I'm sitting right now with my dog Timber curled up over my feet and I'm trying to shape everything I feel for this little ball of fur into coherency and it's not working, it's really not. I know exactly what I want to say, but I'm unable to match the tone properly. 

The best solution to this? More puppy cuddles.

In all seriousness, though, it has been an engaging, challenging process in trying to write this poem. I have been exposed to so much love poetry of the romantic nature and while, yes, those feelings do bubble to the surface and pop in neat poetic turns of phrase, there are so many other kinds of love that make you crazy enough to want to write about them, aren't there? Still, condensing instinctual squishy feelings into orderly lines continues to be difficult.

Yesterday, trying to write this poem in class? I got halfway stuck on a sentence and nearly cried. Not because it was hard--though it was (trying to find serious poetic synonyms for fluffy-snuggly-cutie)--but because I was struck by how much I love this silly mutt.
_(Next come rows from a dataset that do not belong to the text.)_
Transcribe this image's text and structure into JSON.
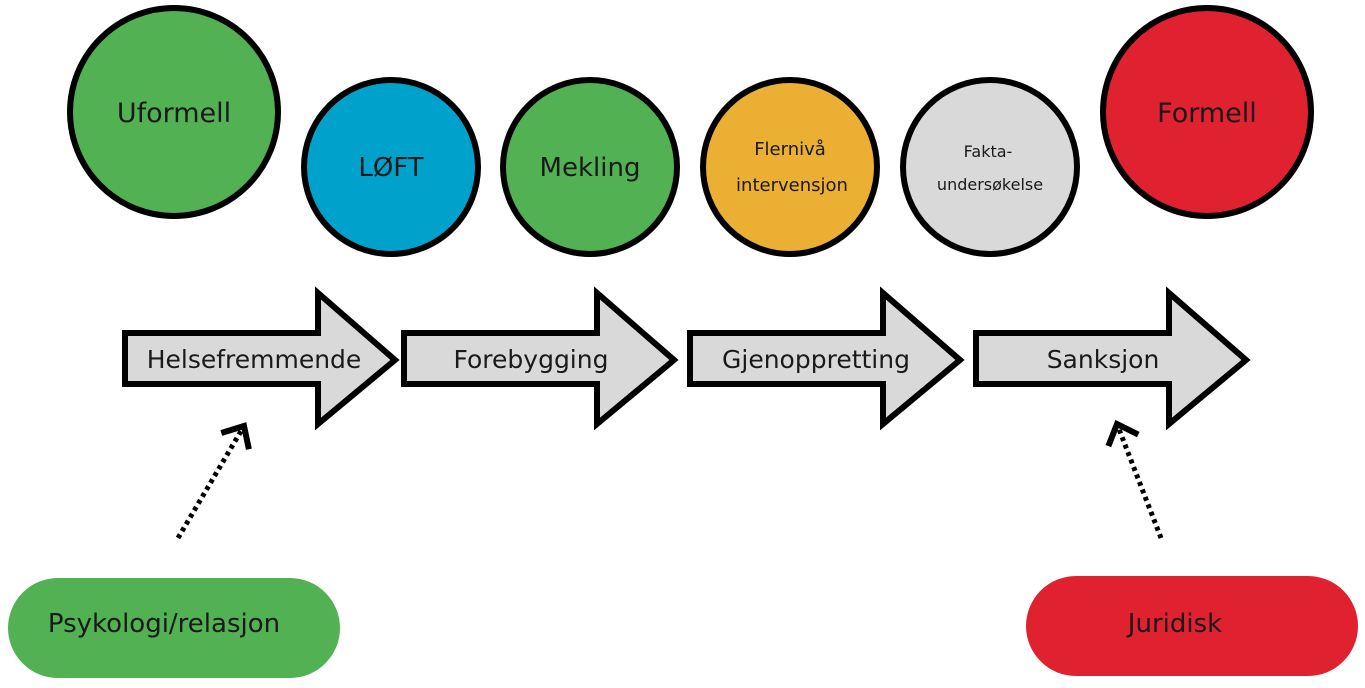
{
  "circles": {
    "uformell": "Uformell",
    "loft": "LØFT",
    "mekling": "Mekling",
    "flerniva_line1": "Flernivå",
    "flerniva_line2": "intervensjon",
    "fakta_line1": "Fakta-",
    "fakta_line2": "undersøkelse",
    "formell": "Formell"
  },
  "arrows": {
    "helsefremmende": "Helsefremmende",
    "forebygging": "Forebygging",
    "gjenoppretting": "Gjenoppretting",
    "sanksjon": "Sanksjon"
  },
  "pills": {
    "psykologi": "Psykologi/relasjon",
    "juridisk": "Juridisk"
  },
  "colors": {
    "green": "#52b153",
    "blue": "#00a2cc",
    "orange": "#eaaf33",
    "grey": "#d9d9d9",
    "red": "#e0212f",
    "outline": "#000000"
  }
}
And I found myself thinking of Love That Dog by Sharon Creech, a book that entranced me as a kid without a dog who wanted one so, so badly. I said last week that I was aiming for a universally heart-string-plucking kind of poem, but now I realized who I really want to do justice to is that kid.
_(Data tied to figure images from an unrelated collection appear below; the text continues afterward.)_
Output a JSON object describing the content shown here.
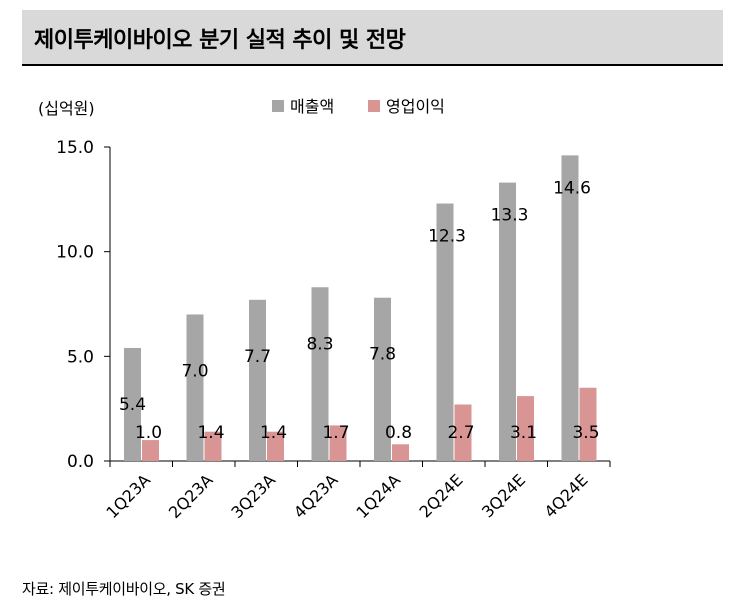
{
  "title": "제이투케이바이오 분기 실적 추이 및 전망",
  "source": "자료: 제이투케이바이오, SK 증권",
  "chart_data": {
    "type": "bar",
    "unit_label": "(십억원)",
    "categories": [
      "1Q23A",
      "2Q23A",
      "3Q23A",
      "4Q23A",
      "1Q24A",
      "2Q24E",
      "3Q24E",
      "4Q24E"
    ],
    "series": [
      {
        "name": "매출액",
        "color": "#a6a6a6",
        "values": [
          5.4,
          7.0,
          7.7,
          8.3,
          7.8,
          12.3,
          13.3,
          14.6
        ],
        "labels": [
          "5.4",
          "7.0",
          "7.7",
          "8.3",
          "7.8",
          "12.3",
          "13.3",
          "14.6"
        ]
      },
      {
        "name": "영업이익",
        "color": "#d99594",
        "values": [
          1.0,
          1.4,
          1.4,
          1.7,
          0.8,
          2.7,
          3.1,
          3.5
        ],
        "labels": [
          "1.0",
          "1.4",
          "1.4",
          "1.7",
          "0.8",
          "2.7",
          "3.1",
          "3.5"
        ]
      }
    ],
    "yticks": [
      "0.0",
      "5.0",
      "10.0",
      "15.0"
    ],
    "ylim": [
      0,
      15
    ],
    "legend_position": "top",
    "grid": false
  }
}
The poem is still dragging its feet a little bit, and I am currently switching back and forth between editing and re-editing it and typing this post. I expect I will be struck with more ideas for its improvement tomorrow morning, as that is usually how it has gone over the course of this project.

Next week, I will be getting back to Catullus! I will be translating this lovely little poem, Catullus 8, which consists of advice--to himself. To follow this up, as soon as I'm satisfied with my translation of his work, I will write one of my own, advising myself. And yes, I will attempt Latin, though of course I barely grasp poetic meter in writing and have no idea how to go about constructing it. Towards the middle of the week, I will probably consult with my mentor on that. If that proves to be too much of a mountain to climb, though, I am fine with producing something that follows the constraints of Latin prose instead, albeit with some of the freedom of structure of English (a highly hybridized animal).